Federal privacy work group wants EHRs to verify patient ID

To be certified for use in the federal electronic health-record incentive payment programs, EHRs should have to demonstrate that they can authenticate the identity of patients looking to view or download their medical records or have their records transmitted to someone else, according to a federal privacy work group.

The Privacy and Security Tiger Team of the federally chartered Health IT Policy Committee met Monday to go over a four-page draft of comments on a pair of proposed rules issued in February by the CMS and the Office of the National Coordinator for Health Information Technology. The proposed rules govern Stage 2 of the Medicare and Medicaid EHR incentive payment programs created under the American Recovery and Reinvestment Act of 2009. The Stage 2 rules are expected to come into use in 2014.

The work group compared privacy and security recommendations that the policy committee previously made to the federal rule writers with what actually showed up in the Stage 2 proposed rules.

Among several issues addressed in the letter were instances in which the policy committee's recommendations were not included in the proposed rules. One involved a security requirement for patient portals.

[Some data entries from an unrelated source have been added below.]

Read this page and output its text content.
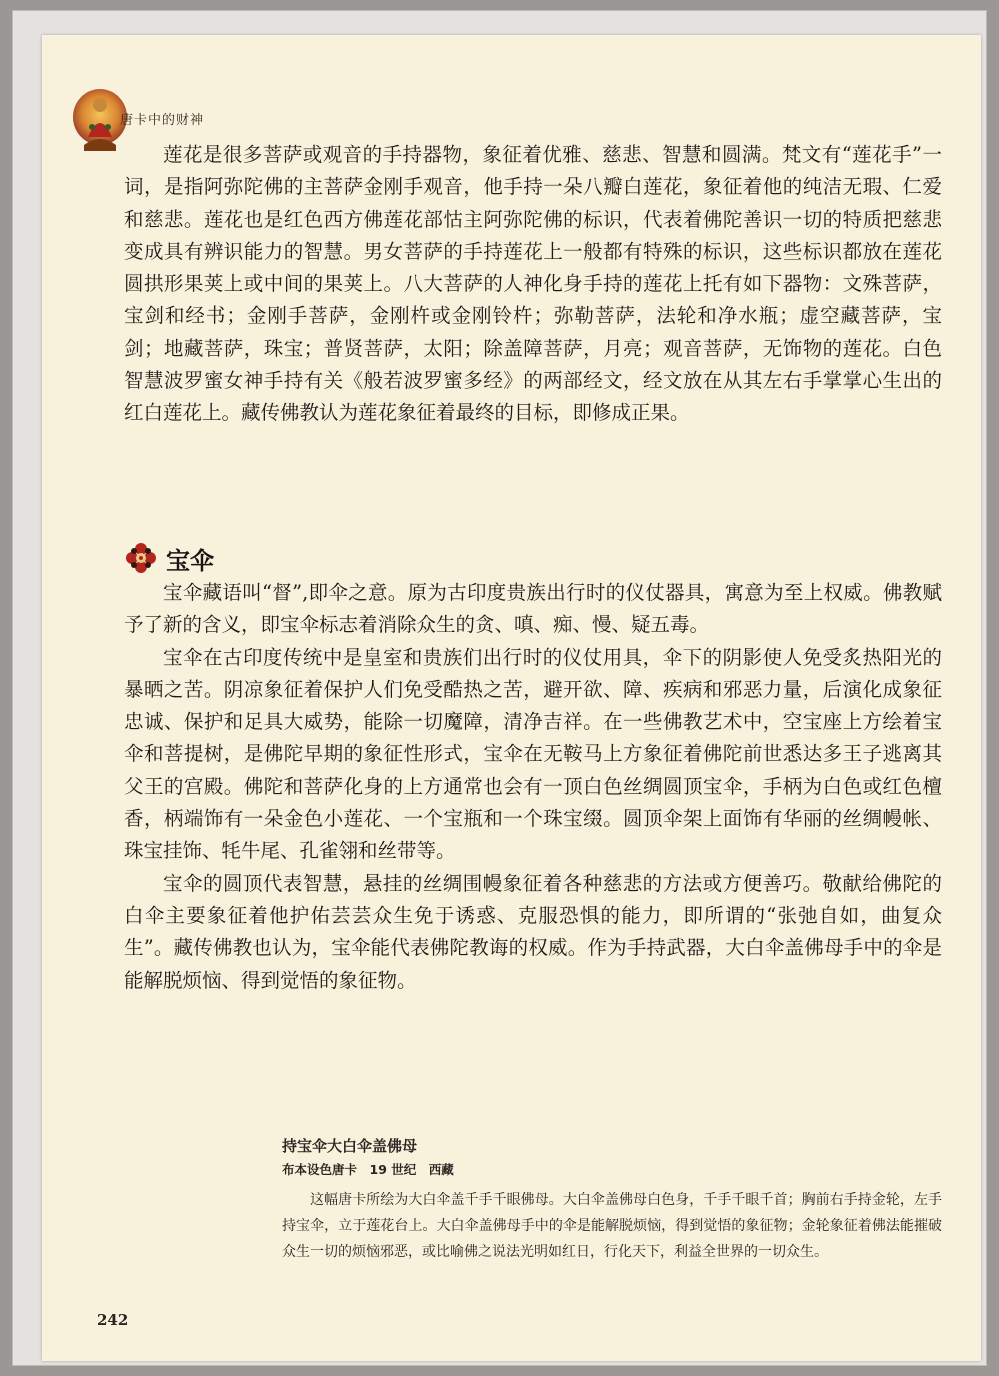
唐卡中的财神

莲花是很多菩萨或观音的手持器物，象征着优雅、慈悲、智慧和圆满。梵文有“莲花手”一词，是指阿弥陀佛的主菩萨金刚手观音，他手持一朵八瓣白莲花，象征着他的纯洁无瑕、仁爱和慈悲。莲花也是红色西方佛莲花部怙主阿弥陀佛的标识，代表着佛陀善识一切的特质把慈悲变成具有辨识能力的智慧。男女菩萨的手持莲花上一般都有特殊的标识，这些标识都放在莲花圆拱形果荚上或中间的果荚上。八大菩萨的人神化身手持的莲花上托有如下器物：文殊菩萨，宝剑和经书；金刚手菩萨，金刚杵或金刚铃杵；弥勒菩萨，法轮和净水瓶；虚空藏菩萨，宝剑；地藏菩萨，珠宝；普贤菩萨，太阳；除盖障菩萨，月亮；观音菩萨，无饰物的莲花。白色智慧波罗蜜女神手持有关《般若波罗蜜多经》的两部经文，经文放在从其左右手掌掌心生出的红白莲花上。藏传佛教认为莲花象征着最终的目标，即修成正果。

宝伞

宝伞藏语叫“督”,即伞之意。原为古印度贵族出行时的仪仗器具，寓意为至上权威。佛教赋予了新的含义，即宝伞标志着消除众生的贪、嗔、痴、慢、疑五毒。

宝伞在古印度传统中是皇室和贵族们出行时的仪仗用具，伞下的阴影使人免受炙热阳光的暴晒之苦。阴凉象征着保护人们免受酷热之苦，避开欲、障、疾病和邪恶力量，后演化成象征忠诚、保护和足具大威势，能除一切魔障，清净吉祥。在一些佛教艺术中，空宝座上方绘着宝伞和菩提树，是佛陀早期的象征性形式，宝伞在无鞍马上方象征着佛陀前世悉达多王子逃离其父王的宫殿。佛陀和菩萨化身的上方通常也会有一顶白色丝绸圆顶宝伞，手柄为白色或红色檀香，柄端饰有一朵金色小莲花、一个宝瓶和一个珠宝缀。圆顶伞架上面饰有华丽的丝绸幔帐、珠宝挂饰、牦牛尾、孔雀翎和丝带等。

宝伞的圆顶代表智慧，悬挂的丝绸围幔象征着各种慈悲的方法或方便善巧。敬献给佛陀的白伞主要象征着他护佑芸芸众生免于诱惑、克服恐惧的能力，即所谓的“张弛自如，曲复众生”。藏传佛教也认为，宝伞能代表佛陀教诲的权威。作为手持武器，大白伞盖佛母手中的伞是能解脱烦恼、得到觉悟的象征物。

持宝伞大白伞盖佛母
布本设色唐卡　19 世纪　西藏
这幅唐卡所绘为大白伞盖千手千眼佛母。大白伞盖佛母白色身，千手千眼千首；胸前右手持金轮，左手持宝伞，立于莲花台上。大白伞盖佛母手中的伞是能解脱烦恼，得到觉悟的象征物；金轮象征着佛法能摧破众生一切的烦恼邪恶，或比喻佛之说法光明如红日，行化天下，利益全世界的一切众生。
242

The policy committee wanted a rule requiring providers to have "at least single-factor authentication for patients using view, download and transmit functionalities" when accessing their records via a patient portal.

The ONC-drafted proposed rule states that authentication should be required for secure messaging, such as sending a referral letter from one provider to another, but that "there is no comparable authentication requirement for patient access," according to the letter.

The policy committee also recommended that EHRs be certified "to ensure information can be securely downloaded" by the patient or a third party at the patient's request, the letter said.

In addition, certified EHRs should be able to append patient-supplied information in both free-text and scanned formats, according to the Tiger Team.

The work group's draft letter (DOC) is available on HHS' website

The next policy committee meeting is May 2. Various work groups are expected at that meeting to present their reviews of the proposed Stage 2 rules.